This article originally appeared on Lancaster Online by Tom Knapp on August 18th, 2016.
A decision by the Pennsylvania Supreme Court to reduce the Megan’s Law registration period for a convicted Lancaster sex offender could have far-reaching implications for people convicted of similar crimes in the state.
That’s according to the Lancaster County district attorney’s office after Monday’s ruling that allows 25-year-old Thomas Lutz-Morrison to register under Megan’s Law for 15 years instead of for life as was previously ordered by a county judge and affirmed by the state Superior Court.
“This will impact Megan’s Law registration requirements of lower-tier sex abuse convictions, commonly child pornography cases, but also several other offenses,” district attorney spokesman Brett Hambright said Thursday.
Hambright said the ruling “will set precedent for future cases across the state, and could be applied retroactively to cases already prosecuted.”
Lutz-Morrison was charged in August 2012 with 77 separate counts of possessing child pornography.
He pleaded guilty the following year to three counts, in a plea bargain arranged by the district attorney’s office. He was sentenced to three years probation.
Pennsylvania law requires individuals convicted of two or more sex offenses to register under Megan’s Law for life, the district attorney’s office noted in a statement Thursday.
The state Supreme Court has applied a different interpretation of the law to this case.
In a 4-2 decision, the high court ruled the “two or more” convictions must be for separate acts, and that the sex offender must have already been sentenced for one sex offense before he was sentenced for a subsequent crime.
Lutz-Morrison’s conviction stems from a single search and seizure of electronics containing child pornography.
“We argued the language of the law doesn’t include a required time lapse between convictions,” Hambright said. “So, our stance is without that in the language the lifetime registration order should have stood.”
The state Superior Court affirmed the county court’s decision in 2014, finding that multiple convictions can come from a single criminal docket.
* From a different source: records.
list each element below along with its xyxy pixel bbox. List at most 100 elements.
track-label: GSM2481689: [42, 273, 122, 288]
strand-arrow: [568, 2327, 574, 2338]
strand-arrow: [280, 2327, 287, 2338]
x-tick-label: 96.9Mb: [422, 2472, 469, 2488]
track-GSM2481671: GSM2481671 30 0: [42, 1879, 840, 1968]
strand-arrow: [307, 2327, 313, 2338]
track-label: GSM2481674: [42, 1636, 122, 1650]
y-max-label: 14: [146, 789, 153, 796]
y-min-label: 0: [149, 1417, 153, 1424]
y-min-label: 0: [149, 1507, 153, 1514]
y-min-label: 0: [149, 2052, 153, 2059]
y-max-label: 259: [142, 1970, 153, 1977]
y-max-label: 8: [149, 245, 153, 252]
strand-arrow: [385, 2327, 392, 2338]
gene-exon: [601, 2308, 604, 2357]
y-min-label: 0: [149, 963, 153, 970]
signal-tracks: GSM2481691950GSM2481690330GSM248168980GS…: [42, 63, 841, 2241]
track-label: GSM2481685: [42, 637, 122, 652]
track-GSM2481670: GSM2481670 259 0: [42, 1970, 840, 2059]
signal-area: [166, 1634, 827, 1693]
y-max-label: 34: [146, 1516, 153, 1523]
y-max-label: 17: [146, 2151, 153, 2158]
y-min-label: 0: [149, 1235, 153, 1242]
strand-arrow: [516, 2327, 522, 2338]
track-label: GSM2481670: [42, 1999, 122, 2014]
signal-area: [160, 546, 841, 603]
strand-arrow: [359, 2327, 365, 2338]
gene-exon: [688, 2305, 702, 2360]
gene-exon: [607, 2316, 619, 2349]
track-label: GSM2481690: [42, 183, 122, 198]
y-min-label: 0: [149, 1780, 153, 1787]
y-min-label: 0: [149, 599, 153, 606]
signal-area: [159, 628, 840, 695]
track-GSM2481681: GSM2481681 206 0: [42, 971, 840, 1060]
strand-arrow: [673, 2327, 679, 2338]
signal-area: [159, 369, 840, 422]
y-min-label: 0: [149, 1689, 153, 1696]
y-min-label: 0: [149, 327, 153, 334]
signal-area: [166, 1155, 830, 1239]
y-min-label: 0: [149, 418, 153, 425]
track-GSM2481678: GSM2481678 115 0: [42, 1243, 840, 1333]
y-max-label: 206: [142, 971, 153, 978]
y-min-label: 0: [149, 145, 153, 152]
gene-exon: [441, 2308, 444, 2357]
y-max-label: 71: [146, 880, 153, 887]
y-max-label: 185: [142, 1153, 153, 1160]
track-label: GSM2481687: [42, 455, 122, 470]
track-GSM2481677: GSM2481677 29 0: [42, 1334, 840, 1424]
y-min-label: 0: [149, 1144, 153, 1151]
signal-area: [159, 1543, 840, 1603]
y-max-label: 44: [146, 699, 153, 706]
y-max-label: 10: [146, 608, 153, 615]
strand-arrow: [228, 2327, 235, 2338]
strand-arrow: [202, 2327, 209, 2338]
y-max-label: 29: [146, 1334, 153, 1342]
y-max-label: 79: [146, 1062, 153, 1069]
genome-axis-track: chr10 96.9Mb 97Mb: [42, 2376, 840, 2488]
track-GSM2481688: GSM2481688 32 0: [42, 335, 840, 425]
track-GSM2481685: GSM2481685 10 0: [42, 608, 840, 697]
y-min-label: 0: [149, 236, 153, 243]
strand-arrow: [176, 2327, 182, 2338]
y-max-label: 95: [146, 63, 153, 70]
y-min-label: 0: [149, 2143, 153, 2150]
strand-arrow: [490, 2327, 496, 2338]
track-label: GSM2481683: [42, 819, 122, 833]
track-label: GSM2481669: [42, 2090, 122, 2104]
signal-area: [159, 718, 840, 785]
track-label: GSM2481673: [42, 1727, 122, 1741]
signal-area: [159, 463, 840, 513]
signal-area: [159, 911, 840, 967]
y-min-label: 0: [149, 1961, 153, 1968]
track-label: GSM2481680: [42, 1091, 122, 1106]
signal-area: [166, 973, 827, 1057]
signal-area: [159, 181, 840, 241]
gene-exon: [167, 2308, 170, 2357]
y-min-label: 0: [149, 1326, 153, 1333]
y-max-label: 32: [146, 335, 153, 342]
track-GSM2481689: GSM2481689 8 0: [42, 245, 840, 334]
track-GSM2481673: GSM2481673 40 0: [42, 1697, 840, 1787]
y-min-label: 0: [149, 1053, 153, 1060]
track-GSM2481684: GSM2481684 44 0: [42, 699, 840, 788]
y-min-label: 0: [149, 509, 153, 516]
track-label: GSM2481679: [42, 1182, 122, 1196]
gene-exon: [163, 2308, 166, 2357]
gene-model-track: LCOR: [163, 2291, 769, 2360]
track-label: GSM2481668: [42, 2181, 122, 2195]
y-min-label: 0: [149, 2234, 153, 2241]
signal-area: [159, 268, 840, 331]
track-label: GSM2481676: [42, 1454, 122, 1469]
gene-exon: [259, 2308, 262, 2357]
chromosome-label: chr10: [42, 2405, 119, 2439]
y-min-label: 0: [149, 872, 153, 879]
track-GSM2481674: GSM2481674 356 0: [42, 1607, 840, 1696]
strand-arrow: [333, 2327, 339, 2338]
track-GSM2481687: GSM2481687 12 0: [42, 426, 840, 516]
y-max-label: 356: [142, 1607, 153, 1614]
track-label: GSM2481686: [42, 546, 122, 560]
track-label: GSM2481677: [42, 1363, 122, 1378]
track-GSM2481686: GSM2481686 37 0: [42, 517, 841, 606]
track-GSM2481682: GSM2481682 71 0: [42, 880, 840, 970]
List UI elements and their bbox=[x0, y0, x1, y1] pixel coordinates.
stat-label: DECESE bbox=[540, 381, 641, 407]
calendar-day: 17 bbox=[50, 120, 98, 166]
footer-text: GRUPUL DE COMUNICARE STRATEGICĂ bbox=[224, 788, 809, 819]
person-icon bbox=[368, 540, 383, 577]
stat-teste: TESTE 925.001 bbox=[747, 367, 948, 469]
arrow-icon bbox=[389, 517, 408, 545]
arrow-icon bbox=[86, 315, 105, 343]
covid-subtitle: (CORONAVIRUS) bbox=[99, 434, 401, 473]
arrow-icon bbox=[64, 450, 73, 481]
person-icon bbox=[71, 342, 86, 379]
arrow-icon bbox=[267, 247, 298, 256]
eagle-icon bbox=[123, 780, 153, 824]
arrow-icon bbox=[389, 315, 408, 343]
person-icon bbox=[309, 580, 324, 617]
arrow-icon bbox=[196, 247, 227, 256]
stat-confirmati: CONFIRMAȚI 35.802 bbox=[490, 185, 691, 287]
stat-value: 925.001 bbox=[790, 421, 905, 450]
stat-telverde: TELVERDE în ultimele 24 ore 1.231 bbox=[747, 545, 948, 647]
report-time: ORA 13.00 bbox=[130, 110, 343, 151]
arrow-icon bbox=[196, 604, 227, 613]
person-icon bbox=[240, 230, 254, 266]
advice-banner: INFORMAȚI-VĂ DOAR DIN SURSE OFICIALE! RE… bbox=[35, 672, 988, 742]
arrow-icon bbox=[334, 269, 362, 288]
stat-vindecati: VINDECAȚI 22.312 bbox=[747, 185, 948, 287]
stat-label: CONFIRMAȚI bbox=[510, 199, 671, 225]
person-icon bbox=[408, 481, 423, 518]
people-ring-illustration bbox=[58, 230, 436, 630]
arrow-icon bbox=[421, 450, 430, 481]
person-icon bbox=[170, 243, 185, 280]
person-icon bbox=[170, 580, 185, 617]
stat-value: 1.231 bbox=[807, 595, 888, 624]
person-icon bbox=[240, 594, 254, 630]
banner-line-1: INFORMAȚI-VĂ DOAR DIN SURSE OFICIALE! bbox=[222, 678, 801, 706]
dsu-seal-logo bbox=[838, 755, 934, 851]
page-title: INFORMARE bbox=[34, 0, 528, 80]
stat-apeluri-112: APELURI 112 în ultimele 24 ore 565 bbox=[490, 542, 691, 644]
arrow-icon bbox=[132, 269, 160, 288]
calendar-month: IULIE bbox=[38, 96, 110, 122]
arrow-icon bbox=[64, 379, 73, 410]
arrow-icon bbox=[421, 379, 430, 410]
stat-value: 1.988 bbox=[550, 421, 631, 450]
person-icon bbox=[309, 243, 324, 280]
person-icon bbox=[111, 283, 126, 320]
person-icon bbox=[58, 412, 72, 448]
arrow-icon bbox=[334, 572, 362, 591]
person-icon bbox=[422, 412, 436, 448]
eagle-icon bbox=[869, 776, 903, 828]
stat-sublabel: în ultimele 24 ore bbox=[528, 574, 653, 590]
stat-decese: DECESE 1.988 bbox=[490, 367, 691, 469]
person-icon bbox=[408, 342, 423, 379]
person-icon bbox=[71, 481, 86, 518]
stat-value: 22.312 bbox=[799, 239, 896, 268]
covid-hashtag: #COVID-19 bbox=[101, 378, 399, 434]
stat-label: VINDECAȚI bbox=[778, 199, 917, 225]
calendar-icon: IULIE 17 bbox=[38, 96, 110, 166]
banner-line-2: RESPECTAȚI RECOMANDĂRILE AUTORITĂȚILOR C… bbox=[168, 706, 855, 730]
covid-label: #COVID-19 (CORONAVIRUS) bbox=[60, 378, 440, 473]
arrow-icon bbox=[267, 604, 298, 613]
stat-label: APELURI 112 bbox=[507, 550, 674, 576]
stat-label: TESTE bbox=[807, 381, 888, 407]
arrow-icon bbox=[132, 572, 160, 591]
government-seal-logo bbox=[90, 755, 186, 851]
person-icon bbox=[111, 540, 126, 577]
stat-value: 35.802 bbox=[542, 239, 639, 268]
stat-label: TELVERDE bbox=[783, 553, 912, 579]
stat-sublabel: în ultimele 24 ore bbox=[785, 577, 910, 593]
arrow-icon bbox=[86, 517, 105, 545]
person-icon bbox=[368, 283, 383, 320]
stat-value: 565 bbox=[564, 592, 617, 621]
But the state Supreme Court disagreed, ruling that a person must be convicted and sentenced for one offense — and have an opportunity to reform — before committing another crime that would be considered a second offense and require lifetime registration.
An offender must have a chance to rehabilitate before being penalized with a second offense, the high court found.
“We do not dispute the Commonwealth’s argument that each image of child pornography possessed represents a separate, independent crime,” state Supreme Court Justice Kevin M. Dougherty wrote in the court’s majority opinion.
However, Dougherty wrote, the court views registration as a distinct issue.
“As such, the statute requires an act, a conviction, and a subsequent act to trigger lifetime registration for multiple offenses,” he concluded.
In a dissenting opinion, state Supreme Court Justice Debra McCloskey Todd said the law “clearly and unambiguously provides that any individual who accrues multiple convictions … is subject to lifetime registration as a sexual offender,” regardless of when those offenses occurred.
Although it’s not clear how many cases might be affected, Hambright said in an email Thursday that each case would have to be considered individually, based on new appeals filed on behalf of convicted sex offenders.
The high court’s decision will not otherwise affect the convictions or sentences of sex offenders, Hambright said.
County Judge Margaret C. Miller, who sentenced Lutz-Morrison in 2013, could not immediately be reached for comment on the new ruling.